U-19 departed Wilhelmshaven on 4 January 1940. On the 9th, she sank Manx north of Kinnaird Head, near Fraserburgh in Scotland. She docked in Kiel on 12 January.

===Sixth to ninth patrols===
More success came when the submarine sank Battanglia on 23 January 1940 southeast of Farne Island and Gudveig 4.5 nmi east of the Longstone Light vessel (north of Newcastle).

A steady stream of sinkings followed, including Charkow on 19 March 1940 and Bothal on the 20th.

U-19 was then transported in sections along the Danube to the Romanian port of Galați. She was then re-assembled by the Romanians at the Galați shipyard and sent to the Black Sea.

===Tenth patrol===
She departed the Romanian port of Constanța (where she was to be based for the rest of her career), on 21 January 1943. She was attacked by four unidentified aircraft off Gelendzhik on 13 February; damage was minimal.

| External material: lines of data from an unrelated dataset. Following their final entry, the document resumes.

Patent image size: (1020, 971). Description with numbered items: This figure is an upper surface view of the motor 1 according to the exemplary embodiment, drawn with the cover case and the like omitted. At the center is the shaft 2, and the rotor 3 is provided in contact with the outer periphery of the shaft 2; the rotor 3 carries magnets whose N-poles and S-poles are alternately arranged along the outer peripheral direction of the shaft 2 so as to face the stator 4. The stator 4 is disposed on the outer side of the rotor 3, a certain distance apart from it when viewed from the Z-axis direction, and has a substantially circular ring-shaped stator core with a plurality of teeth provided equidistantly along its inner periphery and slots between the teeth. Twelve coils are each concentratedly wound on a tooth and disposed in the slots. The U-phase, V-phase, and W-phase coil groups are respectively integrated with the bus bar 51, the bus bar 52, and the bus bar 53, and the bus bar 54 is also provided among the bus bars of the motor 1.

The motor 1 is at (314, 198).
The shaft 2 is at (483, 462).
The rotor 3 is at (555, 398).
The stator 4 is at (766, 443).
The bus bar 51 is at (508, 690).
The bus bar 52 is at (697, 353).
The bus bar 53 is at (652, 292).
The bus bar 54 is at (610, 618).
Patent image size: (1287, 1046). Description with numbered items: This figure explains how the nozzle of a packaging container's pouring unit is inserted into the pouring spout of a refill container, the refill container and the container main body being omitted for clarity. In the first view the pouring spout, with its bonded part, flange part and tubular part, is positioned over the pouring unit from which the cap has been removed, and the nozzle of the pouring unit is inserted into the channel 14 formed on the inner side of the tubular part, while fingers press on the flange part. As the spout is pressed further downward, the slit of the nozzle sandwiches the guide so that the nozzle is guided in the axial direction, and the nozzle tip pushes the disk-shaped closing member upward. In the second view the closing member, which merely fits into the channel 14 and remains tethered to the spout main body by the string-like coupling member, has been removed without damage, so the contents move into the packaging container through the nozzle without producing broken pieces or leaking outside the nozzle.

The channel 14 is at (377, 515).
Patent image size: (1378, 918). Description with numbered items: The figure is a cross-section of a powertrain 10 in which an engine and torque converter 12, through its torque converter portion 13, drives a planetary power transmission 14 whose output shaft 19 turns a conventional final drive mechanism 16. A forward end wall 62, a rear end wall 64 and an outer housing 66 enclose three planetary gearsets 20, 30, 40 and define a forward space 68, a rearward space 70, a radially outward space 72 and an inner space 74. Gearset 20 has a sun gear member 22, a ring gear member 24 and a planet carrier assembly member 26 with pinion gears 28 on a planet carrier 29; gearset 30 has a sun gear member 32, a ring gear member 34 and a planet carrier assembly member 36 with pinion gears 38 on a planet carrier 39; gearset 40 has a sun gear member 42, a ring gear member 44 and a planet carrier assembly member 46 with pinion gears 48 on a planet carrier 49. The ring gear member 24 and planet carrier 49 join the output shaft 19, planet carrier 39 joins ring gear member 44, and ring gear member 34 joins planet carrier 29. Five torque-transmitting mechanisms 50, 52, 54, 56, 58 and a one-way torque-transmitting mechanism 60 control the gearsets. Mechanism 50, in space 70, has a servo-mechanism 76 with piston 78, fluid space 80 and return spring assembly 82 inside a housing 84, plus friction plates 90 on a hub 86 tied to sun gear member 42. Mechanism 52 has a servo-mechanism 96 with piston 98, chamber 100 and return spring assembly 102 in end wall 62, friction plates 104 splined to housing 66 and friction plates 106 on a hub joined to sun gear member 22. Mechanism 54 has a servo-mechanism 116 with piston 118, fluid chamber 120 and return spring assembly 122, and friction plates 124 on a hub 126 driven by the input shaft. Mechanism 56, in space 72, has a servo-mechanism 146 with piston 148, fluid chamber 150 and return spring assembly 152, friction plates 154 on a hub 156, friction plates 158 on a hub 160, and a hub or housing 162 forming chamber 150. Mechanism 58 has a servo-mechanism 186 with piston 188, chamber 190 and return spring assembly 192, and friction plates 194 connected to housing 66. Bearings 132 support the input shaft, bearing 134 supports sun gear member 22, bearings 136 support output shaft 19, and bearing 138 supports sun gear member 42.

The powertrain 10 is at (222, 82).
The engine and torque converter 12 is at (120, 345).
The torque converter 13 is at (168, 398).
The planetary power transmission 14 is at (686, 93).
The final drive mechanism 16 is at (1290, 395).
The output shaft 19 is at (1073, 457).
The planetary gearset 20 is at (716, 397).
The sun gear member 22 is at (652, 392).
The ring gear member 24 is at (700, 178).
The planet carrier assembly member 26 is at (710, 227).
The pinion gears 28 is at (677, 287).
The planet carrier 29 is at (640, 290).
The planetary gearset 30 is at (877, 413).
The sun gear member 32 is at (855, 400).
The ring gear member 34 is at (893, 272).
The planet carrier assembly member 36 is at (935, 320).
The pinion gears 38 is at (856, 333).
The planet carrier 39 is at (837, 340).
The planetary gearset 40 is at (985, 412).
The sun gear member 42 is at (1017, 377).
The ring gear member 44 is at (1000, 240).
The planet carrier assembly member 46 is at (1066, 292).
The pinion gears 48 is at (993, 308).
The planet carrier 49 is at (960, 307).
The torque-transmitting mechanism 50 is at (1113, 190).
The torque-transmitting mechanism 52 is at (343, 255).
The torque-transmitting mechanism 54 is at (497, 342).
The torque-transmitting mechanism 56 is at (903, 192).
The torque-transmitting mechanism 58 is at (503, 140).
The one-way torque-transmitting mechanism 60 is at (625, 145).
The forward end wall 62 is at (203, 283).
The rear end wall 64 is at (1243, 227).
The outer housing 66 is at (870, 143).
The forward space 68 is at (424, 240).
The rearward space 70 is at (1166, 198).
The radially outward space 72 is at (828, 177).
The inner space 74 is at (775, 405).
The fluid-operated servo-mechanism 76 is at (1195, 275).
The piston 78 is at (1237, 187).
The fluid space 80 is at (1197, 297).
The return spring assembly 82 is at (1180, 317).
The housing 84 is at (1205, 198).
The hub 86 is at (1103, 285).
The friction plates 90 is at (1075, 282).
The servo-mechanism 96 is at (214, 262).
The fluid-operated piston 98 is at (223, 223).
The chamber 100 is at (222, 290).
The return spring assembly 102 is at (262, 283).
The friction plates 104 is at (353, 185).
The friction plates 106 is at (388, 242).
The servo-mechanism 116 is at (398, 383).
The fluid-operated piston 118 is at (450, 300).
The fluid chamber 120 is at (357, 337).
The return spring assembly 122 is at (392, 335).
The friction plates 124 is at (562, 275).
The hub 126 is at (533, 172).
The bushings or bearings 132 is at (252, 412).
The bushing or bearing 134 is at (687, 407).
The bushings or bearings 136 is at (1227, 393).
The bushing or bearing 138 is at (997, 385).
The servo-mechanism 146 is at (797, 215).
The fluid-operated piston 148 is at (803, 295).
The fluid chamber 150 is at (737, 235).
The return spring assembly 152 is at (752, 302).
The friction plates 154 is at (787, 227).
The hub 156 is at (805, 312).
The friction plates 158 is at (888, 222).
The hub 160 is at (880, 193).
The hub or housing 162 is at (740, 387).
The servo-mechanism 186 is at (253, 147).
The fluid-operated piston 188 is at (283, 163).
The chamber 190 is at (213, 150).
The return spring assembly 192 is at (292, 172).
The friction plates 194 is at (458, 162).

===11th and 12th patrols===
This foray was cut short on 27 March 1943 because of problems with the starboard engine.

A crewman fell sick between Tuapse and Poti. He was transferred to Schnellboot S-51 off Novorossiysk on 28 April 1943.

===13th patrol===
This sortie was officially divided into three parts. Having left Constanța on 10 June 1943, she returned on the 11th due to a defective exhaust valve, having first re-fuelled at Feodosia.

Part two was the longest, starting from Constanța on 16 June and finishing in Feodosia on 7 July.

The third portion was little more than a movement exercise from Feodosia to Constanța which only lasted two days.

===14th patrol===
Patrol number fourteen was also divided. The first segment was marred when a second sick crew member was transferred to . U-19 put into Feodosia to re-supply.

The second part involved the U-boat as part of a patrol line, along with and . This activity was cut short for U-19 because of problems with the periscope.

===15th-19th patrols===
These sorties covered most of the Black Sea but were relatively uneventful.

===20th patrol===
U-19 departed Constanța on 25 August 1944. She sank the Soviet minesweeper BTSC-410 Vzryv (No 25) on 2 September. The communist regime cited this incident as the reason that the Romanian fleet was seized. The commander was wounded in an accident on the seventh. The First Watch Officer (1WO) took over.

==Fate==
The boat was scuttled in the Black Sea off the coast of Turkey on 10 September 1944. U-19 suffered no casualties to any of her crew.

On 3 February 2008, The Daily Telegraph newspaper reported that U-20 and U-23 had been discovered by Selçuk Kolay, a Turkish marine engineer. He thinks he is also close to pinpointing U-19, thought to lie more than 1000 ft down, three miles from the Turkish city of Zonguldak.

==Summary of raiding history==

| Date | Name | Nationality | Tonnage | Fate |
|---|---|---|---|---|
| 21 October 1939 | Capitaine Edmond Laborie | France | 3,087 | Sunk (mine) |
| 21 October 1939 | Deodata | Norway | 3,295 | Sunk (mine) |
| 24 October 1939 | Konstantinos Hadjiperas | Greece | 5,962 | Sunk (mine) |
| 18 November 1939 | Carica Milica | Yugoslavia | 6,371 | Sunk (mine) |
| 9 January 1940 | Manx | Norway | 1,343 | Sunk |
| 23 January 1940 | Battanglia | United Kingdom | 1,523 | Sunk |
| 23 January 1940 | Pluto | Denmark | 1,598 | Sunk |
| 25 January 1940 | Everene | Latvia | 4,434 | Sunk |
| 25 January 1940 | Gudveig | Denmark | 1,300 | Sunk |
| 19 March 1940 | Charkow | Denmark | 1,026 | Sunk |
| 19 March 1940 | Minsk | Denmark | 1,229 | Sunk |
| 20 March 1940 | Bothal | Denmark | 2,109 | Sunk |
| 20 March 1940 | Viking | Denmark | 1,153 | Sunk |
| 27 June 1944 | Barzha | Soviet Union | 1,000 | Sunk |
| 2 September 1944 | BTSC-410 Vzryv (No 25) | Soviet Navy | 441 | Sunk |

== Notable people ==

- Otto Salman: From 16 January 1936 to 30 September 1937 Salman served as the 1st Watch Officer (1WO) aboard U-19 off the coast of Spain during the Spanish Civil War.